Frank sighed, playing with one of his many signets. “You don’t drive, Jag.”
“We’ll deal with it together,” Shane muttered.
Jag was about to protest, but the junkyard was vast, and dragging the body on a tarp, or in the carpet it was wrapped in would take far too much time and effort. So they picked up the body together, and packed it into the back of Frank’s pickup. The corpse was of significant weight, which made Jag grateful he hadn’t been stubborn about it.
Jag didn’t care who it was or how he got there, since he’d help Frank out regardless. Their arrangement required the trust and discretion of all involved. Such jobs didn’t happen every day, but to Jag’s understanding, they were very lucrative, and handling this task made him feel like he had a purpose and earned his keep.
The unfinished home Shane shared with his mate, Rosen, was on the way to the site chosen for burial, and everything inside Jag burned when his friend longingly peeked at the bright windows as they passed. It was dark, and the night hid most of the scenery of rusted metal and rubber, but the bright blue wall in the living room was like a jewel glinting from afar.
“Let’s be quick with it,” Shane muttered, taking a turn into a winding road between mounds of scrap.
“Just drop me off and I’ll deal with it,” Jag grumbled, keeping his arms crossed.
Shane raised his hand in a helpless gesture and drove off the asphalt, going farther into the junkyard, where no one would ever look for whatever missing person occupied the truck bed behind them. “I can’t leave you with this.
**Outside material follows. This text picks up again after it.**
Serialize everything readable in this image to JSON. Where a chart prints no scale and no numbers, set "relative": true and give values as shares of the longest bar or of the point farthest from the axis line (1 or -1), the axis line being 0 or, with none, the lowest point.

You’re gonna end up working way past midnight.”
“So? I’m clearly so undesirable to any man, that there’s nothing better for me to do.”
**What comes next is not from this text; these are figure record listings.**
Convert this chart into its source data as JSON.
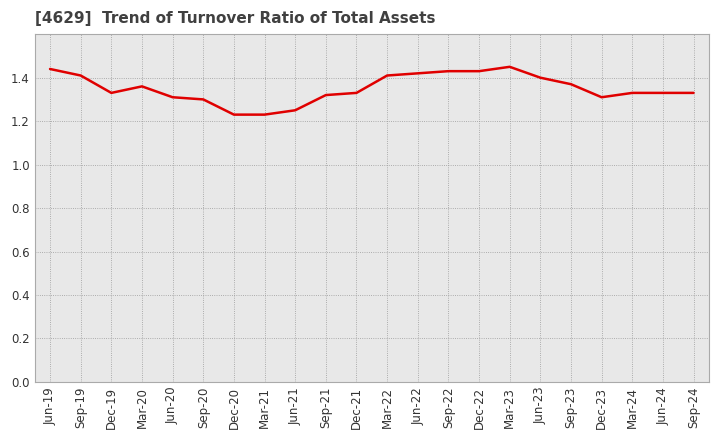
{
  "title": "[4629]  Trend of Turnover Ratio of Total Assets",
  "x_labels": [
    "Jun-19",
    "Sep-19",
    "Dec-19",
    "Mar-20",
    "Jun-20",
    "Sep-20",
    "Dec-20",
    "Mar-21",
    "Jun-21",
    "Sep-21",
    "Dec-21",
    "Mar-22",
    "Jun-22",
    "Sep-22",
    "Dec-22",
    "Mar-23",
    "Jun-23",
    "Sep-23",
    "Dec-23",
    "Mar-24",
    "Jun-24",
    "Sep-24"
  ],
  "values": [
    1.44,
    1.41,
    1.33,
    1.36,
    1.31,
    1.3,
    1.23,
    1.23,
    1.25,
    1.32,
    1.33,
    1.41,
    1.42,
    1.43,
    1.43,
    1.45,
    1.4,
    1.37,
    1.31,
    1.33,
    1.33,
    1.33
  ],
  "line_color": "#e00000",
  "line_width": 1.8,
  "ylim": [
    0.0,
    1.6
  ],
  "yticks": [
    0.0,
    0.2,
    0.4,
    0.6,
    0.8,
    1.0,
    1.2,
    1.4
  ],
  "background_color": "#ffffff",
  "plot_bg_color": "#e8e8e8",
  "grid_color": "#999999",
  "title_fontsize": 11,
  "tick_fontsize": 8.5,
  "title_color": "#404040"
}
“Bit dramatic.” Shane snorted.
“Easy for you to say when you have a pretty boy doting on you every day!”
Shane stopped the car in front of the bit of dirt that had been cleared in case something, or someone, needed to disappear six feet under. “I had to work for it. And for the record, ‘getting’ a man is only half the job. A relationship goes both ways and has to be—”
Jag waved him off and got out. “Spare me the lesson. You can go.”
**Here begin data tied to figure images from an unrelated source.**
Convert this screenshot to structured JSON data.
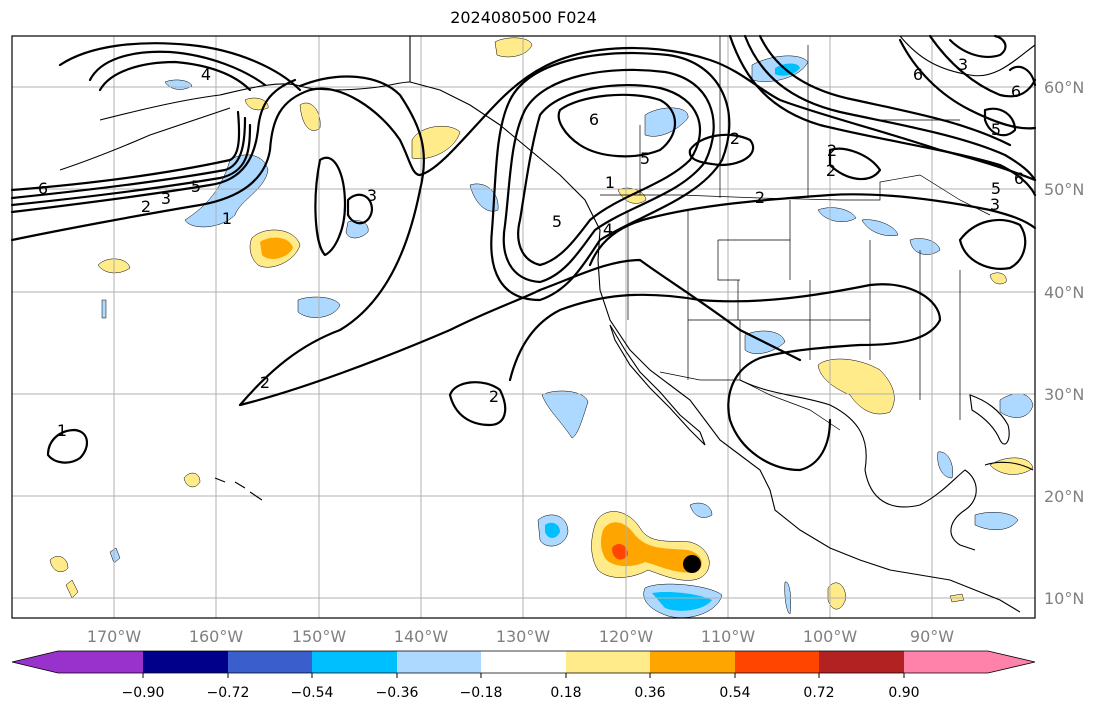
{
  "title": "2024080500 F024",
  "lat_labels": [
    "60°N",
    "50°N",
    "40°N",
    "30°N",
    "20°N",
    "10°N"
  ],
  "lon_labels": [
    "170°W",
    "160°W",
    "150°W",
    "140°W",
    "130°W",
    "120°W",
    "110°W",
    "100°W",
    "90°W"
  ],
  "colorbar": {
    "tick_labels": [
      "−0.90",
      "−0.72",
      "−0.54",
      "−0.36",
      "−0.18",
      "0.18",
      "0.36",
      "0.54",
      "0.72",
      "0.90"
    ],
    "colors": [
      "#9932cc",
      "#00008b",
      "#3a5fcd",
      "#00bfff",
      "#add8ff",
      "#ffffff",
      "#ffeb8a",
      "#ffa500",
      "#ff4500",
      "#b22222",
      "#ff82ab"
    ]
  },
  "contour_labels": [
    "6",
    "4",
    "5",
    "3",
    "2",
    "1",
    "3",
    "6",
    "5",
    "2",
    "2",
    "4",
    "5",
    "2",
    "2",
    "2",
    "1",
    "1",
    "2",
    "6",
    "3",
    "6",
    "5",
    "6",
    "3",
    "5"
  ],
  "marker": {
    "label": "storm-center",
    "color": "#000000"
  }
}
Shane left the car as well. “Fine. Have it your way. But if you bury him in a shallow grave and a police dog ever senses the corpse, you’ll be the one going down,” he said and climbed onto the truck bed.
Jag shrugged and got on with the job of moving the carpet-wrapped corpse to the ground. “I heard men get desperate in prison. Maybe even I’d stand a chance,” he grumbled.